00:25:54.790 Over time, you can build and use testing frameworks for algorithms that help identify the most effective models through experimentation—affording the opportunity for actionable insights without burdening your production environment.
00:26:41.480 Advanced validation mechanisms should run to ensure the automation of financial insights, preventing scenarios like inadvertently issuing substantial loans because of incorrect predictions from the system.
00:27:24.160 The structure of your design matters, so the architecture you've built must be reliable enough to withstand the complexities of enterprise-level operations, creating reliable boundaries in the processes.

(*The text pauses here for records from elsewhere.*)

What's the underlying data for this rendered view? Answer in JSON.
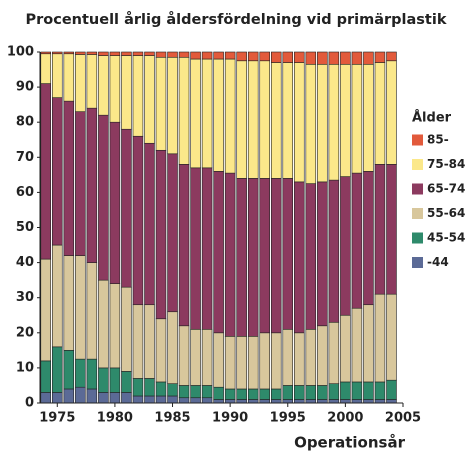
{
  "chart_data": {
    "type": "stacked_bar",
    "title": "Procentuell årlig åldersfördelning vid primärplastik",
    "x_label": "Operationsår",
    "legend_title": "Ålder",
    "x": [
      1974,
      1975,
      1976,
      1977,
      1978,
      1979,
      1980,
      1981,
      1982,
      1983,
      1984,
      1985,
      1986,
      1987,
      1988,
      1989,
      1990,
      1991,
      1992,
      1993,
      1994,
      1995,
      1996,
      1997,
      1998,
      1999,
      2000,
      2001,
      2002,
      2003,
      2004
    ],
    "xlim": [
      1973.5,
      2005
    ],
    "xticks": [
      1975,
      1980,
      1985,
      1990,
      1995,
      2000,
      2005
    ],
    "ylim": [
      0,
      100
    ],
    "yticks": [
      0,
      10,
      20,
      30,
      40,
      50,
      60,
      70,
      80,
      90,
      100
    ],
    "series": [
      {
        "name": "-44",
        "color": "#5b6a96",
        "values": [
          3,
          3,
          4,
          4.5,
          4,
          3,
          3,
          3,
          2,
          2,
          2,
          2,
          1.5,
          1.5,
          1.5,
          1,
          1,
          1,
          1,
          1,
          1,
          1,
          1,
          1,
          1,
          1,
          1,
          1,
          1,
          1,
          1
        ]
      },
      {
        "name": "45-54",
        "color": "#2e8a6b",
        "values": [
          9,
          13,
          11,
          8,
          8.5,
          7,
          7,
          6,
          5,
          5,
          4,
          3.5,
          3.5,
          3.5,
          3.5,
          3.5,
          3,
          3,
          3,
          3,
          3,
          4,
          4,
          4,
          4,
          4.5,
          5,
          5,
          5,
          5,
          5.5
        ]
      },
      {
        "name": "55-64",
        "color": "#d8c79c",
        "values": [
          29,
          29,
          27,
          29.5,
          27.5,
          25,
          24,
          24,
          21,
          21,
          18,
          20.5,
          17,
          16,
          16,
          15.5,
          15,
          15,
          15,
          16,
          16,
          16,
          15,
          16,
          17,
          17.5,
          19,
          21,
          22,
          25,
          24.5
        ]
      },
      {
        "name": "65-74",
        "color": "#8c3a5f",
        "values": [
          50,
          42,
          44,
          41,
          44,
          47,
          46,
          45,
          48,
          46,
          48,
          45,
          46,
          46,
          46,
          46,
          46.5,
          45,
          45,
          44,
          44,
          43,
          43,
          41.5,
          41,
          40.5,
          39.5,
          38.5,
          38,
          37,
          37
        ]
      },
      {
        "name": "75-84",
        "color": "#fbe88a",
        "values": [
          8.5,
          12.5,
          13.5,
          16.3,
          15.3,
          17,
          19,
          21,
          23,
          25,
          26.5,
          27.5,
          30.5,
          31,
          31,
          32,
          32.5,
          33.5,
          33.5,
          33.5,
          33,
          33,
          34,
          34,
          33.5,
          33,
          32,
          31,
          30.5,
          29,
          29.5
        ]
      },
      {
        "name": "85-",
        "color": "#e25a3b",
        "values": [
          0.5,
          0.5,
          0.5,
          0.7,
          0.7,
          1,
          1,
          1,
          1,
          1,
          1.5,
          1.5,
          1.5,
          2,
          2,
          2,
          2,
          2.5,
          2.5,
          2.5,
          3,
          3,
          3,
          3.5,
          3.5,
          3.5,
          3.5,
          3.5,
          3.5,
          3,
          2.5
        ]
      }
    ]
  }
}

00:27:53.140 A layered approach offers the flexibility necessary to encourage experimentation and help balance the risk of potential pitfalls. Resiliency should be built into your operations from the beginning, ensuring sustainable pathways to reach your key objectives.
00:28:36.930 As you navigate the integration of insights into your existing application, pairing custom algorithms with your interface provides a continuous feedback loop for enhancements.
00:29:20.349 Finally, the validation procedures can enhance confidence in the automation efforts, permitting growth and seamless interactions within the application. Experimentation is essential to continue evolving your data-driven platform, allowing fluid improvements and innovative outputs.
00:29:57.390 I loved discussing this topic, and while I could elaborate further, I appreciate your time. I would like to open the floor to any questions.